Carver breaks free, but finds the facility's residents including his family turned into Necromorphs. After killing his mutated family, he breaks down and almost kills himself before being contacted by Ellie Langford, a former acquaintance who was working with Damara on the Marker research, contained in a hidden device. Carver agrees to retrieve the device, intending to use the information to lure out the Circle, but ends up cornered with Ellie. They are rescued by Ellie's ally Captain Robert Norton, who flies them to Ptolemy Station on the Eudora. En route, Ellie explains the Markers' role in the Necromorph outbreaks, and that Damara discovered a master signal being relayed by the Markers. They discover on Ptolemy Station the coordinates of the planet Tau Volantis, where a Marker infection was stopped by unknown means. They are forced to destroy Ptolemy Station and flee when Danik's forces pursue them. They head to Keyhole Station, where a ShockRing transport can take them to Tau Volantis.

Ellie unsuccessfully tries to decipher the signal data; her suggestion to contact Isaac Clarke for help is refused by Norton, who fears his involvement will expose them, is wary of any survivor of a Marker incident, and remains jealous of Isaac's former relationship with Ellie. Norton is also antagonistic towards Carver, seeing him as similar to Isaac. The group arrive to find Keyhole Station overrun by Necromorphs, which kill many of Norton's team. The three are briefly separated when Danik's forces attack the Eudora. Norton and Carver reunite and settle their differences, while Ellie meets with members of Keyhole Station and acquires the means of travelling through the ShockRing to Tau Volantis. As Norton uses Keyhole Station's weapons to fend off the Circle, Ellie transports to Tau Volantis and destroys the ShockRing, the resultant shockwave disabling the Circle's fleet. Her final request to Carver and Norton is to fetch Isaac so he can decipher the Marker data and find her on Tau Volantis.

==Reception==
During its first month on sale, the hardback release of Liberation reached third place in the top ten best-selling graphic novels compiled by The New York Times.

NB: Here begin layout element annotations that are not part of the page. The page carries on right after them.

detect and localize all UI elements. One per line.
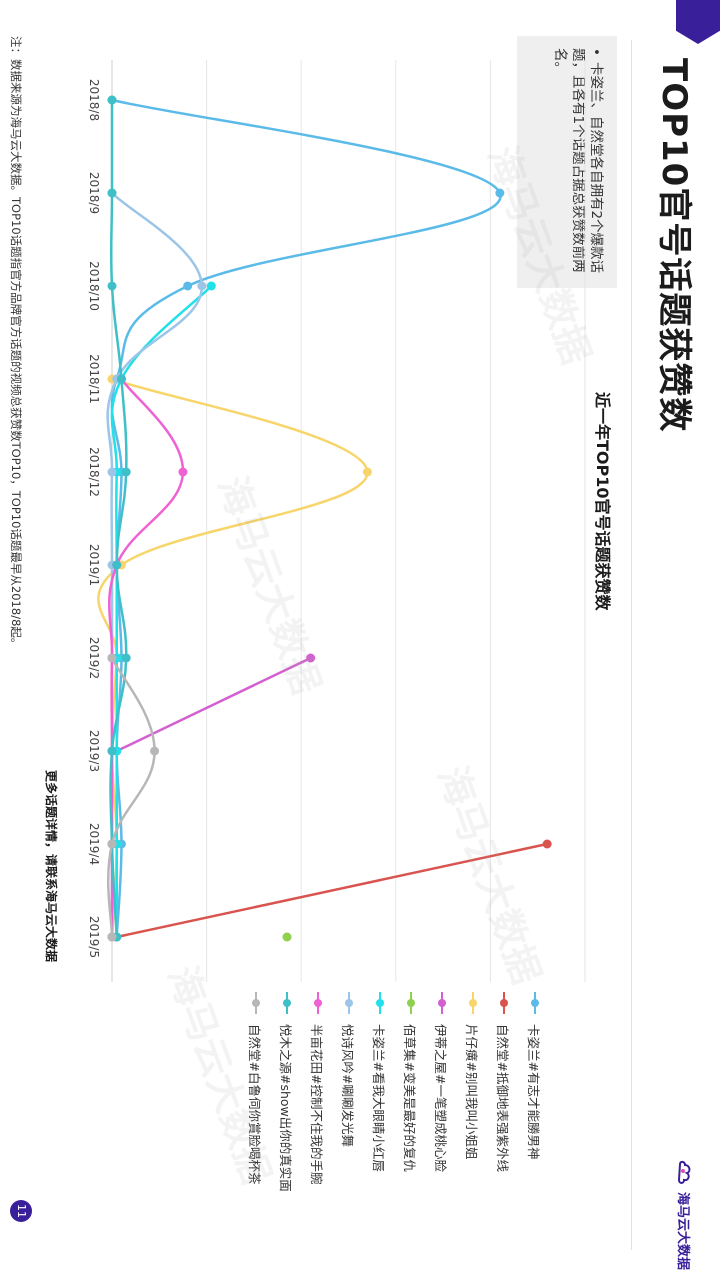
x-tick-label: 2018/8 bbox=[87, 79, 101, 121]
data-point bbox=[107, 95, 117, 105]
legend-swatch-icon bbox=[374, 992, 386, 1014]
legend-swatch-icon bbox=[405, 992, 417, 1014]
data-point bbox=[495, 188, 505, 198]
legend-label: 自然堂#白鲁伺你賞脸喝杯茶 bbox=[247, 1024, 263, 1185]
footnote: 注：数据来源为海马云大数据。TOP10话题指官方品牌官方话题的视频总获赞数TOP… bbox=[9, 36, 23, 650]
data-point bbox=[178, 467, 188, 477]
data-point bbox=[197, 281, 207, 291]
series-line bbox=[97, 377, 369, 939]
x-tick-label: 2019/3 bbox=[87, 730, 101, 772]
data-point bbox=[306, 653, 316, 663]
data-point bbox=[282, 932, 292, 942]
page-number: 11 bbox=[10, 1200, 32, 1222]
legend-label: 悦诗风吟#唰唰发光舞 bbox=[340, 1024, 356, 1147]
legend-label: 片仔癀#别叫我叫小姐姐 bbox=[464, 1024, 480, 1160]
data-point bbox=[107, 467, 117, 477]
x-tick-label: 2018/12 bbox=[87, 447, 101, 497]
legend-item: 悦木之源#show出你的真实面 bbox=[277, 992, 297, 1192]
legend-label: 半亩花田#控制不住我的手腕 bbox=[309, 1024, 325, 1185]
data-point bbox=[107, 281, 117, 291]
legend-item: 半亩花田#控制不住我的手腕 bbox=[308, 992, 328, 1184]
legend-label: 伊蒂之屋#一笔塑成桃心脸 bbox=[433, 1024, 449, 1172]
legend-item: 自然堂#白鲁伺你賞脸喝杯茶 bbox=[246, 992, 266, 1184]
data-point bbox=[112, 560, 122, 570]
data-point bbox=[183, 281, 193, 291]
data-point bbox=[107, 653, 117, 663]
data-point bbox=[116, 374, 126, 384]
cloud-logo-icon bbox=[678, 1160, 691, 1184]
data-point bbox=[362, 467, 372, 477]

Forbess Jen Bosier noted the book's sympathetic portrayal of Carver, praised Ellie's portrayal compared to the other characters, and stated that Shy's artwork "truly sells [Liberation] not only as a graphic novel, but also as a work of art". Alex Lucard of Diehard GameFan praised both the artwork and storyline as an improvement over Salvage despite not being a fan of Shy's art style, citing the storyline as better than Dead Space 3 and lauding Carver's character arc.

In an editorial piece on the printed media of the Dead Space series, James Floyd Kelly of Wired, praised Carver's characterization in the graphic novel, saying it made him interested in how his character would evolve in the game. In a review for MTV, Charles Webb was less positive than others, finding the art style too dark for his taste and faulting the plot as predictable, though praising Edginton's handling of Ellie's relationships.